Metadata-Version: 1.0
Name: pytexttool
Version: 0.3.1
Summary: Text utilities and datasets for generic deep learning, Fork from torchtext but uses numpy to store datasets for more generic use.
Home-page: https://github.com/iclementine/text
Author: Clementine
Author-email: iclementine@outlook.com
License: BSD
Description-Content-Type: UNKNOWN
Description: 
        pytext
        +++++++++
        
        This repository consists of:
        
        * `pytext.data <#data>`_: Generic data loaders, abstractions, and iterators for text (including vocabulary and word vectors)
        * `pytext.datasets <#datasets>`_: Pre-built loaders for common NLP datasets
        
        It is a fork of torchtext, but use numpy ndarray for dataset instead of torch.Tensor or Variable, so as to make it a more generic toolbox for NLP users.
        
        Installation
        ============
        
        
        Make sure you have Python 2.7 or 3.5+ and PyTorch 0.4.0 or newer.
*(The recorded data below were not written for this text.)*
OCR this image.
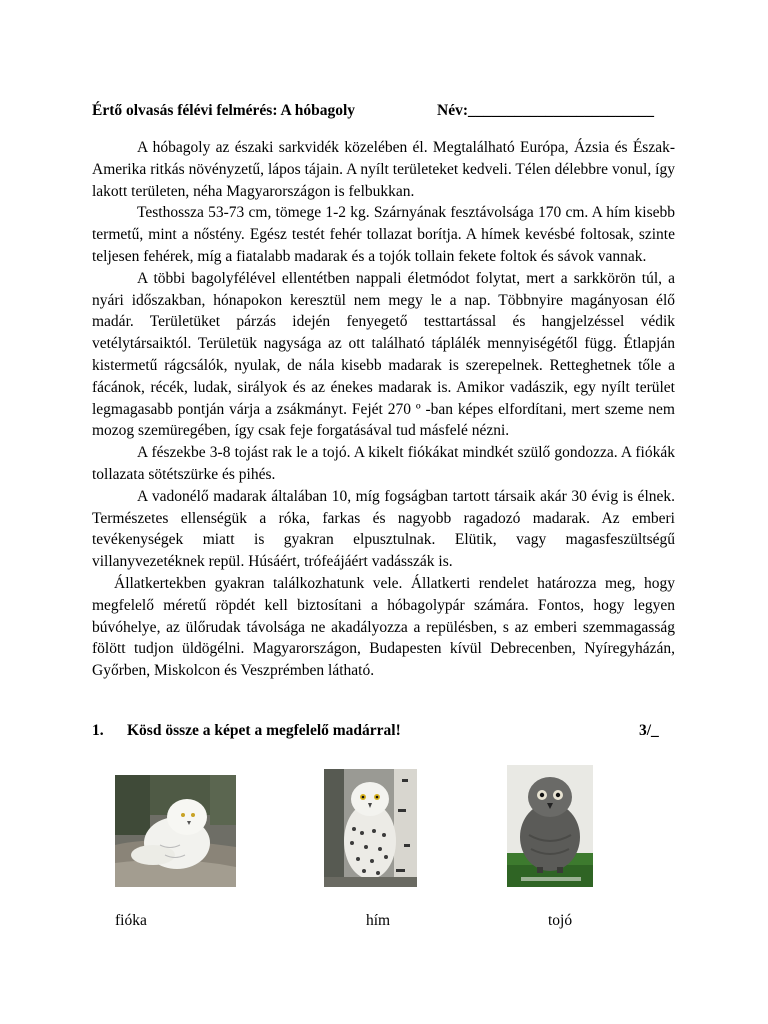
Értő olvasás félévi felmérés: A hóbagoly	Név:________________________

A hóbagoly az északi sarkvidék közelében él. Megtalálható Európa, Ázsia és Észak-Amerika ritkás növényzetű, lápos tájain. A nyílt területeket kedveli. Télen délebbre vonul, így lakott területen, néha Magyarországon is felbukkan.

Testhossza 53-73 cm, tömege 1-2 kg. Szárnyának fesztávolsága 170 cm. A hím kisebb termetű, mint a nőstény. Egész testét fehér tollazat borítja. A hímek kevésbé foltosak, szinte teljesen fehérek, míg a fiatalabb madarak és a tojók tollain fekete foltok és sávok vannak.

A többi bagolyfélével ellentétben nappali életmódot folytat, mert a sarkkörön túl, a nyári időszakban, hónapokon keresztül nem megy le a nap. Többnyire magányosan élő madár. Területüket párzás idején fenyegető testtartással és hangjelzéssel védik vetélytársaiktól. Területük nagysága az ott található táplálék mennyiségétől függ. Étlapján kistermetű rágcsálók, nyulak, de nála kisebb madarak is szerepelnek. Retteghetnek tőle a fácánok, récék, ludak, sirályok és az énekes madarak is. Amikor vadászik, egy nyílt terület legmagasabb pontján várja a zsákmányt. Fejét 270 º -ban képes elfordítani, mert szeme nem mozog szemüregében, így csak feje forgatásával tud másfelé nézni.

A fészekbe 3-8 tojást rak le a tojó. A kikelt fiókákat mindkét szülő gondozza. A fiókák tollazata sötétszürke és pihés.

A vadonélő madarak általában 10, míg fogságban tartott társaik akár 30 évig is élnek. Természetes ellenségük a róka, farkas és nagyobb ragadozó madarak. Az emberi tevékenységek miatt is gyakran elpusztulnak. Elütik, vagy magasfeszültségű villanyvezetéknek repül. Húsáért, trófeájáért vadásszák is.

Állatkertekben gyakran találkozhatunk vele. Állatkerti rendelet határozza meg, hogy megfelelő méretű röpdét kell biztosítani a hóbagolypár számára. Fontos, hogy legyen búvóhelye, az ülőrudak távolsága ne akadályozza a repülésben, s az emberi szemmagasság fölött tudjon üldögélni. Magyarországon, Budapesten kívül Debrecenben, Nyíregyházán, Győrben, Miskolcon és Veszprémben látható.

1. Kösd össze a képet a megfelelő madárral!	3/_
fióka	hím	tojó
You can then install torchtext using pip::
        
            pip install pytexttool
            
        
        Optional requirements
        ---------------------
        
        If you want to use English tokenizer from `SpaCy <http://spacy.io/>`_, you need to install SpaCy and download its English model::
        
            pip install spacy
            python -m spacy download en
        
        Alternatively, you might want to use Moses tokenizer from `NLTK <http://nltk.org/>`_. You have to install NLTK and download the data needed::
        
            pip install nltk
            python -m nltk.downloader perluniprops nonbreaking_prefixes
        
        Data
        ====
        
        The data module provides the following:
        
        * Ability to describe declaratively how to load a custom NLP dataset that's in a "normal" format:
        
          .. code-block:: python
        
              >>> pos = data.TabularDataset(
              ...    path='data/pos/pos_wsj_train.tsv', format='tsv',
              ...    fields=[('text', data.Field()),
              ...            ('labels', data.Field())])
              ...
              >>> sentiment = data.TabularDataset(
              ...    path='data/sentiment/train.json', format='json',
              ...    fields={'sentence_tokenized': ('text', data.Field(sequential=True)),
              ...            'sentiment_gold': ('labels', data.Field(sequential=False))})
        
        * Ability to define a preprocessing pipeline:
        
          .. code-block:: python
        
              >>> src = data.Field(tokenize=my_custom_tokenizer)
              >>> trg = data.Field(tokenize=my_custom_tokenizer)
              >>> mt_train = datasets.TranslationDataset(
              ...     path='data/mt/wmt16-ende.train', exts=('.en', '.de'),
              ...     fields=(src, trg))
        
        * Batching, padding, and numericalizing (including building a vocabulary object):
        
          .. code-block:: python
        
              >>> # continuing from above
              >>> mt_dev = datasets.TranslationDataset(
              ...     path='data/mt/newstest2014', exts=('.en', '.de'),
              ...     fields=(src, trg))
              >>> src.build_vocab(mt_train, max_size=80000)
              >>> trg.build_vocab(mt_train, max_size=40000)
              >>> # mt_dev shares the fields, so it shares their vocab objects
              >>>
              >>> train_iter = data.BucketIterator(
              ...     dataset=mt_train, batch_size=32,
              ...     sort_key=lambda x: data.interleave_keys(len(x.src), len(x.trg)))
              >>> # usage
              >>> next(iter(train_iter))
              <data.Batch(batch_size=32, src=[LongTensor (32, 25)], trg=[LongTensor (32, 28)])>
        
        * Wrapper for dataset splits (train, validation, test):
        
          .. code-block:: python
        
              >>> TEXT = data.Field()
              >>> LABELS = data.Field()
              >>>
              >>> train, val, test = data.TabularDataset.splits(
              ...     path='/data/pos_wsj/pos_wsj', train='_train.tsv',
              ...     validation='_dev.tsv', test='_test.tsv', format='tsv',
              ...     fields=[('text', TEXT), ('labels', LABELS)])
              >>>
              >>> train_iter, val_iter, test_iter = data.BucketIterator.splits(
              ...     (train, val, test), batch_sizes=(16, 256, 256),
              >>>     sort_key=lambda x: len(x.text), device=0)
              >>>
              >>> TEXT.build_vocab(train)
              >>> LABELS.build_vocab(train)
        
        Datasets
        ========
        
        The datasets module currently contains:
        
        * Sentiment analysis: SST and IMDb
        * Question classification: TREC
        * Entailment: SNLI
        * Language modeling: abstract class + WikiText-2
        * Machine translation: abstract class + Multi30k, IWSLT, WMT14
        * Sequence tagging (e.g. POS/NER): abstract class + UDPOS
        
        Others are planned or a work in progress:
        
        * Question answering: SQuAD
        
        See the ``test`` directory for examples of dataset usage.
        
Platform: UNKNOWN